Muon Spin Relaxation Studies of RFeAsO and MFe$_2$As$_2$ Based Compounds

Muon spin relaxation measurements of a variety of iron pnictide systems have revealed commensurate long range magnetic order in the parent compounds which can change to incommensurate order with carrier doping. Magnetic order gives way to superconductivity with increased doping; however there are regions of the phase diagrams where the two phenomena co-exist. In the case of Ba$_{1-x}$K$_x$Fe$_2$As$_2$ there is phase separation into superconducting and magnetic domains, whereas in Ba(Fe$_{1-x}$Co$_x$)$_2$As$_2$ the coexistence is apparently microscopic for $x=0.035\rightarrow0.048$. Transverse field muon spin rotation measurements of single crystal Ba(Fe$_{1-x}$Co$_x$)$_2$ and Sr(Fe$_{1-x}$Co$_x$)$_2$ exhibit an Abrikosov vortex lattice from which we are able to determine the magnetic field penetration depth and Ginzburg-Landau parameter.

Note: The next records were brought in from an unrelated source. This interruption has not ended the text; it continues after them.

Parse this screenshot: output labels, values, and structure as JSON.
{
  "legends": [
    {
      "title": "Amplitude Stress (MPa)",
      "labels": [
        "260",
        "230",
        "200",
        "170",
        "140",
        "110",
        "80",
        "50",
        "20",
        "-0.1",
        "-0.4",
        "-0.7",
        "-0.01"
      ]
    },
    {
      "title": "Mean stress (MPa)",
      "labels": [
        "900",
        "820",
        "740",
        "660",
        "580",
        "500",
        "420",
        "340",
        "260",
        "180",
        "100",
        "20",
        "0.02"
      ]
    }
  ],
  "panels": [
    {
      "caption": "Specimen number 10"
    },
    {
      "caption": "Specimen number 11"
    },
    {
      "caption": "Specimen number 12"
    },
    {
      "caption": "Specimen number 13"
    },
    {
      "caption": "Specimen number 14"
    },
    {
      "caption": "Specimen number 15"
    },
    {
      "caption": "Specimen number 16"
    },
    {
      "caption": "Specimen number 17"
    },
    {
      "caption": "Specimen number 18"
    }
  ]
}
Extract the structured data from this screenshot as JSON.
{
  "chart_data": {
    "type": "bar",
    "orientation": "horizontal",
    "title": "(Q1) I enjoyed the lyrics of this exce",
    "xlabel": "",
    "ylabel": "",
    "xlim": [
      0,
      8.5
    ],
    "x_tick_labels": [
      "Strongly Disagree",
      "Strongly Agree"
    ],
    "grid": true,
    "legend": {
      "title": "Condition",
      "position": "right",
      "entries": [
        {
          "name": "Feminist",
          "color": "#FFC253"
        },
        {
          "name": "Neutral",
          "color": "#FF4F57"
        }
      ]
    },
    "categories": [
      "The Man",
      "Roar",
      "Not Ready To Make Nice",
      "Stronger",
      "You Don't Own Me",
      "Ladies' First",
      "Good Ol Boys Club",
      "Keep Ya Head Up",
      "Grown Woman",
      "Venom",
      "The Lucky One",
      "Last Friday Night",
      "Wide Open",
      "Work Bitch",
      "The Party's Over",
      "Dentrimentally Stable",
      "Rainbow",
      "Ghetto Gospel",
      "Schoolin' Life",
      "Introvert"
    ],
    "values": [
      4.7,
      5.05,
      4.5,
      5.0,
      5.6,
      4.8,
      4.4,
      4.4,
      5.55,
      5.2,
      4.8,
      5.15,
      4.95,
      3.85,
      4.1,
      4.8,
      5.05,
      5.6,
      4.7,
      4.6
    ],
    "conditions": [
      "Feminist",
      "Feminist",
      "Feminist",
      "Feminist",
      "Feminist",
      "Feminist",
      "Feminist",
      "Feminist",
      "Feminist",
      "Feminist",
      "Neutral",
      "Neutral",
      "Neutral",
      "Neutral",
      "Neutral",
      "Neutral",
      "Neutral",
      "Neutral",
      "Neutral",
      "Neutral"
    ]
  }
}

The temperature variation of the superfluid density is well described by a two-gap model. In Ba(Fe$_{1-x}$Co$_x$)$_2$As$_2$, both the superconducting T$_C$ and the superfluid density decrease with increasing doping above $x=0.06$; in all of the pnictides we find that the superfluid density obeys the same nearly linear scaling with T$_C$ as found in the cuprates.